Ukrainian filmmaker Sergei Loznitsa plans to make a documentary about the war in his country, he said on Monday at the Cannes Film Festival, where he showed his film "The Natural History of Destruction."
"I haven't yet been back in Ukraine since the war started but of course I intend to go there, and I intend to make a film, about those atrocities that are taking place at the moment," the director, who lives in Lithuania, told Reuters in an interview.
Russia is heading into the fourth month of its invasion of Ukraine, which it calls a "special operation." The fighting has killed thousands, uprooted millions and reduced Ukrainian cities to rubble.

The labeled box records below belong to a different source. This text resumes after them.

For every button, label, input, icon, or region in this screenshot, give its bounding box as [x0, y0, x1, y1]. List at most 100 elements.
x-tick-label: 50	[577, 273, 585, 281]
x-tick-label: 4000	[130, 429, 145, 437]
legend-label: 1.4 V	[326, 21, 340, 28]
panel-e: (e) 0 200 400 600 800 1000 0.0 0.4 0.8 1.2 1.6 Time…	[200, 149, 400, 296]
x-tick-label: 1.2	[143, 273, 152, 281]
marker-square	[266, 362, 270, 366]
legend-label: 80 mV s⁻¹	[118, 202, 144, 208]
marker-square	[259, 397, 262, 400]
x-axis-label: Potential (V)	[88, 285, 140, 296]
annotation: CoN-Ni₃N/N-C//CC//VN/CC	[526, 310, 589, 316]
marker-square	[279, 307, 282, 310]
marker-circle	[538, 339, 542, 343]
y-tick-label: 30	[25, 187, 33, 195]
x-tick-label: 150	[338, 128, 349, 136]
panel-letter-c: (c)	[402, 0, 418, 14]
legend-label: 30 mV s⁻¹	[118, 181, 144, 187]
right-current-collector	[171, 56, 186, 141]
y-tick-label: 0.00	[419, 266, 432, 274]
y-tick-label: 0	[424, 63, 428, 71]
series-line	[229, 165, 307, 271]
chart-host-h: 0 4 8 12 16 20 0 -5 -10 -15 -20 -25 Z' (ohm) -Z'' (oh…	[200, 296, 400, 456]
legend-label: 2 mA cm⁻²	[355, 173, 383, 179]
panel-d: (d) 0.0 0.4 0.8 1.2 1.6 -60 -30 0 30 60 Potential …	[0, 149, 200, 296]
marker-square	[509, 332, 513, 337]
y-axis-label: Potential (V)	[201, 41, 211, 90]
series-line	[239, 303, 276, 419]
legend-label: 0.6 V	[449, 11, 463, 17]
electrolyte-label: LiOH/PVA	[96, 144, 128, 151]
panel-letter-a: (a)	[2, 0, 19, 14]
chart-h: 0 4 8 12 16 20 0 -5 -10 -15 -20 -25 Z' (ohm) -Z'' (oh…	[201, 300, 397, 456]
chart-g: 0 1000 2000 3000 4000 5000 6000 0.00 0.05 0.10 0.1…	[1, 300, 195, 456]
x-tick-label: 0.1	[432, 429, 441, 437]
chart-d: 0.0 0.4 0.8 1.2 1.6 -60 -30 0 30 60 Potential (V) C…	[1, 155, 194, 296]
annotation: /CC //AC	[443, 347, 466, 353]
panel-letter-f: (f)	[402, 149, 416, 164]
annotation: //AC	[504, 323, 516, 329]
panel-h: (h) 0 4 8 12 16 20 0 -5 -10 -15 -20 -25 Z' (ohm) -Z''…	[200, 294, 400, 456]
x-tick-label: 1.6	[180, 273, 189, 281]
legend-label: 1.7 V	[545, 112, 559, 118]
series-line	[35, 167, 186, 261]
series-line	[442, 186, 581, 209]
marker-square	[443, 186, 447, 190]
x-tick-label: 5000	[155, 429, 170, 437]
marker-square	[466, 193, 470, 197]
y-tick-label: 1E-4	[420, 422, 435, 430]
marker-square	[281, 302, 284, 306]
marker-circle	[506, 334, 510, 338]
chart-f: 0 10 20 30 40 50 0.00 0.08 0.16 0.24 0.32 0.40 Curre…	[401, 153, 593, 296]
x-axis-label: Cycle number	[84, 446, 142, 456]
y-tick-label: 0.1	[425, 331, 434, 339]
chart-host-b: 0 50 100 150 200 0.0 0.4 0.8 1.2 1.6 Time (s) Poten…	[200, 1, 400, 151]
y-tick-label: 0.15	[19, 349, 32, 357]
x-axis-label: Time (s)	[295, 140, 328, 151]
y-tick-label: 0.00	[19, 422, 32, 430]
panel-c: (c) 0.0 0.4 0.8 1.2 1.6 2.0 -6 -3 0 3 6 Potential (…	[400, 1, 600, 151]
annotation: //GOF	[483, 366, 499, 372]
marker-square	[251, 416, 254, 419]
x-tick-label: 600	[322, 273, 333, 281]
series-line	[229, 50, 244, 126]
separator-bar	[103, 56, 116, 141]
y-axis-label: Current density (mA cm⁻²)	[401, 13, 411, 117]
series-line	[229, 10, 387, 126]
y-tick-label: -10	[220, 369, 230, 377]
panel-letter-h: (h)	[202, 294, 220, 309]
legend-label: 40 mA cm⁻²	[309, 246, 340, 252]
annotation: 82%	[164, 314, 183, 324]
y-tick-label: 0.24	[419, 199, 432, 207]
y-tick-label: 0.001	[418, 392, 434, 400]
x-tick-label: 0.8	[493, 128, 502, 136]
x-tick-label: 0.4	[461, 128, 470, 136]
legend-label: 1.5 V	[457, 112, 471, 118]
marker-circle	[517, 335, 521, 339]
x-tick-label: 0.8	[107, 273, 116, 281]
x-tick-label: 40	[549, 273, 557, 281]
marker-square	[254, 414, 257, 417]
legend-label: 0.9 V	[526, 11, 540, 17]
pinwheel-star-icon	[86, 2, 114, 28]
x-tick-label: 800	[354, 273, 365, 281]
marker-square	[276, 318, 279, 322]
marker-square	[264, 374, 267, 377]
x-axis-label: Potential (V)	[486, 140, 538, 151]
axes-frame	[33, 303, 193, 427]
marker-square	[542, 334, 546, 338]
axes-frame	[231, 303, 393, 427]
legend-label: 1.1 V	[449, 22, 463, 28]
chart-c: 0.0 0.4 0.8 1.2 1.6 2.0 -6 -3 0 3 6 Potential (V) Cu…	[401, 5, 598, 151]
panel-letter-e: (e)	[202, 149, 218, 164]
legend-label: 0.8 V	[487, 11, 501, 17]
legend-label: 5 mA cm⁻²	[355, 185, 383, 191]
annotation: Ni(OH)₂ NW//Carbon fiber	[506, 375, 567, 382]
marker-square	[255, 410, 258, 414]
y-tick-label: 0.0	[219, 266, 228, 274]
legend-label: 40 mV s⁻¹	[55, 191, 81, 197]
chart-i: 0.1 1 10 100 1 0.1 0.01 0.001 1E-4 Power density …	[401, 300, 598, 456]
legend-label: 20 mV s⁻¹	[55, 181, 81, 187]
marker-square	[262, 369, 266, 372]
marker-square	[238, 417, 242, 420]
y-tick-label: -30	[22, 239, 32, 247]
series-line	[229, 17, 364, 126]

Loznitsa has presented eight times at Cannes, and his film "In the Fog," competed for the festival's top prize, the Palme d'Or, in 2012.
"The Natural History of Destruction," which is based on a book of the same name by W.G. Sebald, uses archival footage to examine the Allied bombing of Germany in World War Two.
Moral questions around the targeting and demoralizing of civilian populations in that campaign have not been resolved and are relevant in Ukraine today, Loznitsa said.
"Lessons that had to be learned after the Second World War have never actually been learned," he said.
On a topic that has created buzz at Cannes, Loznitsa defended his opposition to boycotting Russian filmmakers.
"Culture in general, by definition, opposes war — it is something that is absolutely against any war," he said, echoing exiled Russian director Kirill Serebrennikov who last week also spoke against boycotting Russian culture.
Serebrennikov has criticised the invasion of Ukraine and his film "Tchaikovsky's Wife" is the only Russian entry in the festival.
The Cannes festival banned official Russian delegations. But Ukrainian director Dmytro Sukholytkyy-Sobchuk panned its move to include a Russian director.